En prison et toujours propriétaire de son véhicule saisi par la police, il perd son permis pour excès de vitesse.


Situation insolite

Arrêté en 2013 pour trafic d’armes et de cocaïne et écroué depuis 2015 à la prison de Villeneuve-lès-Maguelone, dans l’Hérault, un trafiquant s’est vu retirer son permis de conduire alors que sa voiture, une BMW 118D avait été saisie par les forces de l’ordre.
En effet, pas moins de cinq contraventions pour excès de vitesse lui sont parvenues, dont la dernière en date, un dépassement de 12 km/h de la vitesse maximale sur l’autoroute A9 lui a fait perdre les derniers points qu’il lui restait.
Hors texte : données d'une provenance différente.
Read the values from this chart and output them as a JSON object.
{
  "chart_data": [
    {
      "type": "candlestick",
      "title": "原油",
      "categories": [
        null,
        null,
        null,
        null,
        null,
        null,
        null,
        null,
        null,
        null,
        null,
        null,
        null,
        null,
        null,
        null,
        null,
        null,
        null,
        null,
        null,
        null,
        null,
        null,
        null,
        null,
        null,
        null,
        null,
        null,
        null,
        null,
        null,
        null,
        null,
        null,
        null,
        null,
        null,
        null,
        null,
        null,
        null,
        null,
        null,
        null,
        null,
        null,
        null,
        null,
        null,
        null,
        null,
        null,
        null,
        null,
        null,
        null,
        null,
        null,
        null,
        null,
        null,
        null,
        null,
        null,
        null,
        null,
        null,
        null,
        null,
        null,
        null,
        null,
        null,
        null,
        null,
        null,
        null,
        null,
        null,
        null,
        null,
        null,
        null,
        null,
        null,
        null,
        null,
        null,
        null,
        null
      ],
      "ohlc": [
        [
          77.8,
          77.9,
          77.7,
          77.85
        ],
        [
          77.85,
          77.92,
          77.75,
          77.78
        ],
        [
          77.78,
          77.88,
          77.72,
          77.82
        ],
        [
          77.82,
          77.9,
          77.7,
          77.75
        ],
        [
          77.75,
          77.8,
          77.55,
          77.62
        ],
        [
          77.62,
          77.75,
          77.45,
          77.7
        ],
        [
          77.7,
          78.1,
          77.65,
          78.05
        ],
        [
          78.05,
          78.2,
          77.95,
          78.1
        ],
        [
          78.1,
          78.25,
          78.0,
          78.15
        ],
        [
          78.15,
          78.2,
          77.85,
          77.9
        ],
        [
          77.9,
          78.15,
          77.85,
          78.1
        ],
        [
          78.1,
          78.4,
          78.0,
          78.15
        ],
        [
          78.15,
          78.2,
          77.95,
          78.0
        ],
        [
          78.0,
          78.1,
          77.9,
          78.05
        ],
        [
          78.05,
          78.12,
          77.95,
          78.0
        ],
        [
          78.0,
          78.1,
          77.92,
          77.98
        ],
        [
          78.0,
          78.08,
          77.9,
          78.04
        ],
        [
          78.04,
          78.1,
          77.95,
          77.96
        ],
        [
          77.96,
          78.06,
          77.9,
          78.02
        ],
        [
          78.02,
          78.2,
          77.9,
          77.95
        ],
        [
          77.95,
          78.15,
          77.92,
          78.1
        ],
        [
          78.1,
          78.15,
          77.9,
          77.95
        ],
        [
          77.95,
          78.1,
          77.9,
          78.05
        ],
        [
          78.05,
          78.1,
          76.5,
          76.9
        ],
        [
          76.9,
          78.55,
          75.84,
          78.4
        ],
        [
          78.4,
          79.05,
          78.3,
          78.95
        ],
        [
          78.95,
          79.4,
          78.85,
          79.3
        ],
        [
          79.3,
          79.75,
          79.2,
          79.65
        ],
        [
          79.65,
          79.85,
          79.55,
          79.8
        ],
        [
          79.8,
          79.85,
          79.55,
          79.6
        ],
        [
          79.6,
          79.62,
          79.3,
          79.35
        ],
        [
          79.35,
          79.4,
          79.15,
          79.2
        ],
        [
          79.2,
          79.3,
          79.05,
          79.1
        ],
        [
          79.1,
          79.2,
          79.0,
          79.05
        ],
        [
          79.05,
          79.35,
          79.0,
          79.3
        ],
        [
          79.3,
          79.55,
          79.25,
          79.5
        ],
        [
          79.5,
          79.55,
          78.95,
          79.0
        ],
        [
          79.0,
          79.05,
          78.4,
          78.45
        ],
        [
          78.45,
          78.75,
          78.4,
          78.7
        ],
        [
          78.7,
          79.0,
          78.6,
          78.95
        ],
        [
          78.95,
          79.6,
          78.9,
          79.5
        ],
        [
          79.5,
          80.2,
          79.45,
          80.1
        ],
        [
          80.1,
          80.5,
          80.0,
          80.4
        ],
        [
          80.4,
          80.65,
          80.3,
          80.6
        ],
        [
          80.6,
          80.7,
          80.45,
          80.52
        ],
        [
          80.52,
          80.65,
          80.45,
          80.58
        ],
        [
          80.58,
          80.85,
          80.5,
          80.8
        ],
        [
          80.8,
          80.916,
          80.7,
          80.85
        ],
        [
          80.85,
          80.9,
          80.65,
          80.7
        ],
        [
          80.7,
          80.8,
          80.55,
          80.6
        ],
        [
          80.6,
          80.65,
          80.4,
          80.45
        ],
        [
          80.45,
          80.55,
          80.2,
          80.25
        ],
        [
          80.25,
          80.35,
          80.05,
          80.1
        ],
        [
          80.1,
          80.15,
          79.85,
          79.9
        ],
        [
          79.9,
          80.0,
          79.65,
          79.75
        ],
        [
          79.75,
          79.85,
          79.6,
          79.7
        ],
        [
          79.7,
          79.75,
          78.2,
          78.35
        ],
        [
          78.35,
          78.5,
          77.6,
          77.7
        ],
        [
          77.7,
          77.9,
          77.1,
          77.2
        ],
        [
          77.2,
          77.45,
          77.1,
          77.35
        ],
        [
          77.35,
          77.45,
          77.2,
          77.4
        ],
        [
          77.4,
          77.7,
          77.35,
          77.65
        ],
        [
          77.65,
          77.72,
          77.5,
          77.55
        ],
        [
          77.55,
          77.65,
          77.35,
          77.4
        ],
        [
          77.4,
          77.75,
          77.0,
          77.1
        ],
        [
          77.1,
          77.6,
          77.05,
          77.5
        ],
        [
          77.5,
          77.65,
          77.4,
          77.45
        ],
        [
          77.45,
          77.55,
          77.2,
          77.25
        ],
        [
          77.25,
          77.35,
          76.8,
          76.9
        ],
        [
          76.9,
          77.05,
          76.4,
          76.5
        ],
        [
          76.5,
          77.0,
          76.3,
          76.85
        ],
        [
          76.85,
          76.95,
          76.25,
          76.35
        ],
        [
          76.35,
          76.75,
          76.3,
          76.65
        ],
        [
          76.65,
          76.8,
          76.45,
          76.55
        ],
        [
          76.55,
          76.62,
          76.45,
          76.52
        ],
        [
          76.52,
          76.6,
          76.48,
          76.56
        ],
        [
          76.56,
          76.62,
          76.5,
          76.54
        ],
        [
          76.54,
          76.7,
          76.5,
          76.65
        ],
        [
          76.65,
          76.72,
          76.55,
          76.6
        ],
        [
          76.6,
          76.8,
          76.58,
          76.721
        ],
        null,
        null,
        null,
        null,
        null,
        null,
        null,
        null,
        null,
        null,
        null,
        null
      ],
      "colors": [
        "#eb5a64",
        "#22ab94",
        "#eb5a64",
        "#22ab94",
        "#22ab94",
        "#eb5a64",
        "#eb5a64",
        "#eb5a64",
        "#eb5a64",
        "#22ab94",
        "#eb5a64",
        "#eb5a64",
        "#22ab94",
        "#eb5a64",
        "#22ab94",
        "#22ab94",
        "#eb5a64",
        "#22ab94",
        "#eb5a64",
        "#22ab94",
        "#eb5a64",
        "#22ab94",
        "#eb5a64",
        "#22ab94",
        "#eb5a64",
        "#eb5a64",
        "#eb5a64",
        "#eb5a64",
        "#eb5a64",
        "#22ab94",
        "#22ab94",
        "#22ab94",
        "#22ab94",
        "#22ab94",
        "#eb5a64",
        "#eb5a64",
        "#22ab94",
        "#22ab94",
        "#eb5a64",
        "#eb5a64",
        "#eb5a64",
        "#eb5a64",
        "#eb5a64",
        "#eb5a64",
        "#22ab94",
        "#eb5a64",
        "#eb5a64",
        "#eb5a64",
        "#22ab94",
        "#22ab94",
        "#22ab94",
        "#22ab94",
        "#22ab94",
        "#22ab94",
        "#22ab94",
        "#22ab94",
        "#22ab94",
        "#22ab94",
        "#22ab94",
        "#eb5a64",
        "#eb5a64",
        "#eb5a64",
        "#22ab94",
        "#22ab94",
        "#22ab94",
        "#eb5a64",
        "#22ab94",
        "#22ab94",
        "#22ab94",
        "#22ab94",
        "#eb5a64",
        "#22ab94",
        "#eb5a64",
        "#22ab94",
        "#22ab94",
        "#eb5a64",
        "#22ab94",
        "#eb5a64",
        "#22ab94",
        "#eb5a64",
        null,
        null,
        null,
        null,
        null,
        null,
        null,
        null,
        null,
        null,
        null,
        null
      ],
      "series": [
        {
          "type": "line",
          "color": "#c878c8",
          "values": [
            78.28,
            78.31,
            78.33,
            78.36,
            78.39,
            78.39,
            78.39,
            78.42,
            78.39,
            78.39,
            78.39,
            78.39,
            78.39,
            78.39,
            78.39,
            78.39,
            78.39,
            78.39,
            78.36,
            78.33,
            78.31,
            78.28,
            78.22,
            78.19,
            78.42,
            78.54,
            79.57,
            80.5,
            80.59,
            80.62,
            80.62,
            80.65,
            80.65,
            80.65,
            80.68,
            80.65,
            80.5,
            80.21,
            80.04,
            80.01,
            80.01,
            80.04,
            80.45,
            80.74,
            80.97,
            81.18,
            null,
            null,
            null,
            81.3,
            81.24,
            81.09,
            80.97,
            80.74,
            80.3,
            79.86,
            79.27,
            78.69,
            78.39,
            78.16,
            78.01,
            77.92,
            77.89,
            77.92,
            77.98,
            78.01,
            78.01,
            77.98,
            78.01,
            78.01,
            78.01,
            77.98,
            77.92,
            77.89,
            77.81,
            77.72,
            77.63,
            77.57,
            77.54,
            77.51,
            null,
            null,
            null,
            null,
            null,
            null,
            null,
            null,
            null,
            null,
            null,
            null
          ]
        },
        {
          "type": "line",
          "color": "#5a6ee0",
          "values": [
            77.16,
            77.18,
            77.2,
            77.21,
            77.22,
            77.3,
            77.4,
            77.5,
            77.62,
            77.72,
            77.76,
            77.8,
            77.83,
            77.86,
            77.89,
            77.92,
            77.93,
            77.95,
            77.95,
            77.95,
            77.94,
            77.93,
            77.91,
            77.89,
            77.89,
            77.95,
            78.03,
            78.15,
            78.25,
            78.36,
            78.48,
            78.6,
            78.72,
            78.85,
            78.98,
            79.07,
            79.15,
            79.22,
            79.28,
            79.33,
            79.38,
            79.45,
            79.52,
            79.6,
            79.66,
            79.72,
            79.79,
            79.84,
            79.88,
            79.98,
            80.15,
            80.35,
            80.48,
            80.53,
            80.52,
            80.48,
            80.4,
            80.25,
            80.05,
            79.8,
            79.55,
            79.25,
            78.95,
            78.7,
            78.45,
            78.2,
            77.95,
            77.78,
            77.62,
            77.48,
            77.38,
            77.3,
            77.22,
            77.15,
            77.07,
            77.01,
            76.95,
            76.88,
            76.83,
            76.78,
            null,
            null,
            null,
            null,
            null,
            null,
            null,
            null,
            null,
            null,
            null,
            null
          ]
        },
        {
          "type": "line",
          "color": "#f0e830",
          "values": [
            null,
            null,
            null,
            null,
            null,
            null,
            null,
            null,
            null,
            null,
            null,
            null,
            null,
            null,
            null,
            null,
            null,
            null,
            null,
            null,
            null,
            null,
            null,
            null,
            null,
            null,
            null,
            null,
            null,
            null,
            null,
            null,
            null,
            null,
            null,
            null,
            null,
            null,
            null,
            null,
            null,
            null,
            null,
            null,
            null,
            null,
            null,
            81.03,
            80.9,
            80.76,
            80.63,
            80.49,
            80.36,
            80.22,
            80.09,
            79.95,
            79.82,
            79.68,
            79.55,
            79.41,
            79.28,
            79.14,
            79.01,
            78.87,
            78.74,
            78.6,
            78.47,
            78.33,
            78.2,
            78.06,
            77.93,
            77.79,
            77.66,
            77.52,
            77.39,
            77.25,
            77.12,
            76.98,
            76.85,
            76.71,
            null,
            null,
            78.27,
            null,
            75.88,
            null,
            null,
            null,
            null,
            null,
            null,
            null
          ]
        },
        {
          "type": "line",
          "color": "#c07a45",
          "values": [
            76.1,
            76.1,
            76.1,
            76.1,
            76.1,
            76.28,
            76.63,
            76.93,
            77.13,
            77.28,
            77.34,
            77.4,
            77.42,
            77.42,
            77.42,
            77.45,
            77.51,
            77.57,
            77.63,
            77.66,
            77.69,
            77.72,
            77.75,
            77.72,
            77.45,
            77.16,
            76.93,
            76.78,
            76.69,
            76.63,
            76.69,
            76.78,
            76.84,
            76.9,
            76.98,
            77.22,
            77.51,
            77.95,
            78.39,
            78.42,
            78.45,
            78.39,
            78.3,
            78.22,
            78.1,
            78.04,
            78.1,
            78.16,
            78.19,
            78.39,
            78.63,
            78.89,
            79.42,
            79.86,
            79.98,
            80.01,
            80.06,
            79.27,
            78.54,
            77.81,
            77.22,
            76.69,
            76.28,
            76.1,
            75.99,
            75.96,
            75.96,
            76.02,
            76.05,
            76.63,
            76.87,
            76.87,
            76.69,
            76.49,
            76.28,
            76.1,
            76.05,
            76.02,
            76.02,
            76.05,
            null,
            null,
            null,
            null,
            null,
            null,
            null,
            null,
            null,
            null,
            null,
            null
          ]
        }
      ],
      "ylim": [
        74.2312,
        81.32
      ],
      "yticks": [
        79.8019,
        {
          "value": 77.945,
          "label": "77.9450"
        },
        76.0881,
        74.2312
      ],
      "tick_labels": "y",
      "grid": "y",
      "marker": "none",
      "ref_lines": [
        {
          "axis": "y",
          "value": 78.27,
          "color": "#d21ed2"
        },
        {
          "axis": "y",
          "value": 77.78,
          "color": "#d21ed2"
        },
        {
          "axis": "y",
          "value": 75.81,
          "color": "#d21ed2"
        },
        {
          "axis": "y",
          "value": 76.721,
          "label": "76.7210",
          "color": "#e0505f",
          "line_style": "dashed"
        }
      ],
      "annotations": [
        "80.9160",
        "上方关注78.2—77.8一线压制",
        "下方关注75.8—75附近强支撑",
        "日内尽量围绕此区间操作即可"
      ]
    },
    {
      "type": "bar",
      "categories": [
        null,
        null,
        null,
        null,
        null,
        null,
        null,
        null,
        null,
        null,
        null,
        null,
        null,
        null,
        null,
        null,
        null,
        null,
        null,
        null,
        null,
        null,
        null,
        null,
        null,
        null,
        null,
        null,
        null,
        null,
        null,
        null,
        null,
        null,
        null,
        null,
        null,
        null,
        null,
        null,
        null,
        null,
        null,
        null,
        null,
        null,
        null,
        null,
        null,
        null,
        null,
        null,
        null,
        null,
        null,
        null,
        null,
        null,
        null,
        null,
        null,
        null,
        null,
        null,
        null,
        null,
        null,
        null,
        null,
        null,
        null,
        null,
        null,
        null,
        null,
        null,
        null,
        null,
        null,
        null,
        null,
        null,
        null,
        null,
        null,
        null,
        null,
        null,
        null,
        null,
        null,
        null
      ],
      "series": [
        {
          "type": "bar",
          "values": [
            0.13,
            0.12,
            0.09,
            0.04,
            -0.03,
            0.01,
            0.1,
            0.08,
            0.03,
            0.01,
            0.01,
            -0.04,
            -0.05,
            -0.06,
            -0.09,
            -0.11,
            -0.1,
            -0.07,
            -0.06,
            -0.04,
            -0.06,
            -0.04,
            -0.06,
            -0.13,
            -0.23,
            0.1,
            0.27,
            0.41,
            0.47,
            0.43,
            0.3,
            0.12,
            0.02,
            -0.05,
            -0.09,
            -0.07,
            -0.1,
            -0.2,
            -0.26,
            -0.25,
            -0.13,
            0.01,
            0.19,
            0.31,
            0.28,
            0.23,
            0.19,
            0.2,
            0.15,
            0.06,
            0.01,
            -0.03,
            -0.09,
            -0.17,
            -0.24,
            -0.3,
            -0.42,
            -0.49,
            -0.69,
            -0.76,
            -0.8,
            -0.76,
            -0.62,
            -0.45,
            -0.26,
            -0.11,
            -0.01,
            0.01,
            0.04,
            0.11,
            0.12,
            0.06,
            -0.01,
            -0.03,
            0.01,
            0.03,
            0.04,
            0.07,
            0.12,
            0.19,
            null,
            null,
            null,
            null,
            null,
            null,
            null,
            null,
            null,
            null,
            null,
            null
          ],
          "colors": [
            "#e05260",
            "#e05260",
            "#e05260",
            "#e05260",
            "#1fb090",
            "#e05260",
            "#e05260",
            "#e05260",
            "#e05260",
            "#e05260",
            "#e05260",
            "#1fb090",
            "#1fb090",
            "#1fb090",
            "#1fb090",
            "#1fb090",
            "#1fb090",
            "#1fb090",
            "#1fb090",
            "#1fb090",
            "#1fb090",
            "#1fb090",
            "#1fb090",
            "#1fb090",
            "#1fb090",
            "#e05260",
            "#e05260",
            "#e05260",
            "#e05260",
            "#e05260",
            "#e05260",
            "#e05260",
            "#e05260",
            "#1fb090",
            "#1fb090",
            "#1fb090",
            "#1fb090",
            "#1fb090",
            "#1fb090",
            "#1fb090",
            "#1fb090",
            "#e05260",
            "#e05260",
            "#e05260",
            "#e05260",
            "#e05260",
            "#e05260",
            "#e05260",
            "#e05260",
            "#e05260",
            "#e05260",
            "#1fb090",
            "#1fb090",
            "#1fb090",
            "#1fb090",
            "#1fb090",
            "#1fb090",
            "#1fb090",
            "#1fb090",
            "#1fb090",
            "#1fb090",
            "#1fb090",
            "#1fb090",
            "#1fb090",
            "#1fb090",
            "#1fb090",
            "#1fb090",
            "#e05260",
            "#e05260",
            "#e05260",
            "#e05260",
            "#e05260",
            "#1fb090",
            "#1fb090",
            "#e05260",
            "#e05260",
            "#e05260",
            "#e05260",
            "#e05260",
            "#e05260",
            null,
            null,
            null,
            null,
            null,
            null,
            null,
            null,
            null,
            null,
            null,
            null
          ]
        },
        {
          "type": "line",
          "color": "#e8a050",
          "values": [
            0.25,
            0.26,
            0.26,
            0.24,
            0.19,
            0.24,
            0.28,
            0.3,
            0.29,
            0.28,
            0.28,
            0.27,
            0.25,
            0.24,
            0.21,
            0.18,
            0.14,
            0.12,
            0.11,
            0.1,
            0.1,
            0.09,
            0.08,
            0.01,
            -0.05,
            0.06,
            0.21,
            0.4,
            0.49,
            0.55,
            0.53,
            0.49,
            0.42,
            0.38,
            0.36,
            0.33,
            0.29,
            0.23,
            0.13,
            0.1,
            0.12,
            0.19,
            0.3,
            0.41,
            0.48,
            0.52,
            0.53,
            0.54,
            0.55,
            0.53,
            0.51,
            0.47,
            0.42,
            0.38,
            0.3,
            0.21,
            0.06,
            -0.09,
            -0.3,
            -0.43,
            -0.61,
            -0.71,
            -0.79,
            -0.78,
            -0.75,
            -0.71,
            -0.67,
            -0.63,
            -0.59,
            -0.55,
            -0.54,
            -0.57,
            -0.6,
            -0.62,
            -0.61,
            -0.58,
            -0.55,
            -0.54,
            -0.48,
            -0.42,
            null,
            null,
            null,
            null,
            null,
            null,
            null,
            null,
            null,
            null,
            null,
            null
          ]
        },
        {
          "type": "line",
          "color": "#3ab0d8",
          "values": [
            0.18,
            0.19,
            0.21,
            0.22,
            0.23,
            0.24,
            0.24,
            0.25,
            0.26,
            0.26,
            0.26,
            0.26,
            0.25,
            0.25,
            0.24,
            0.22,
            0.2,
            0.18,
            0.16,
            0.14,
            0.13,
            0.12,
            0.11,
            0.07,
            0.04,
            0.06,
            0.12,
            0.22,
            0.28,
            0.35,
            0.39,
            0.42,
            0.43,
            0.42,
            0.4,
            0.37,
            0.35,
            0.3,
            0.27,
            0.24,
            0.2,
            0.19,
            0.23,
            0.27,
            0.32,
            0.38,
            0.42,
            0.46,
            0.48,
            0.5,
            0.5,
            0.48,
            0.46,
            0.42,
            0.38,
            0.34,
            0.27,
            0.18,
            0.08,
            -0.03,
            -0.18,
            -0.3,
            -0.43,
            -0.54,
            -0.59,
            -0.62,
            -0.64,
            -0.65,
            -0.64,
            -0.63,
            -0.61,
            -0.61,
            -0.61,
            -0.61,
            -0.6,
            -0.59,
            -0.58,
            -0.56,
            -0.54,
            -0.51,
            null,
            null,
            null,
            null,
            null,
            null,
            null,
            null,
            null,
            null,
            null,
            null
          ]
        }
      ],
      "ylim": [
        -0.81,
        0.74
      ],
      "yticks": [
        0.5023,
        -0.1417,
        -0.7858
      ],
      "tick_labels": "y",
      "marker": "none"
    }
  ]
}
Les responsables de ces contraventions ? Les forces de l’ordre du service régional de police judiciaire (SRPJ), qui utilisent la petite compacte comme véhicule de service depuis sa saisie en 2014, ce qui n’est pas interdit par la loi.


Situation épineuse

Une situation délicate pour son avocat, qui se dit dans « l’aberration la plus totale », d’autant plus qu’aucune loi ne réglemente les contraventions provoquées par les forces de l’ordre avec un véhicule saisi.

En effet, selon l’article 98 de la LOPPSI 2 de 2011, l’«affectation à titre gratuit par l'autorité administrative et après que leur valeur a été expertisée, à des services de police, des unités de gendarmerie ou des services de l'administration des douanes qui effectuent des missions de police judiciaire» est effectivement autorisée par la loi.
Si une indemnité est prévue en cas de baisse de la valeur du bien suite à son utilisation, rien n’est évoqué en cas d’infraction, alors que le véritable propriétaire n’est plus en mesure de conduire le véhicule.

L’avocat du prévenu a déjà informé le parquet de la situation, mais ses requêtes restent pour l’heure sans réponse.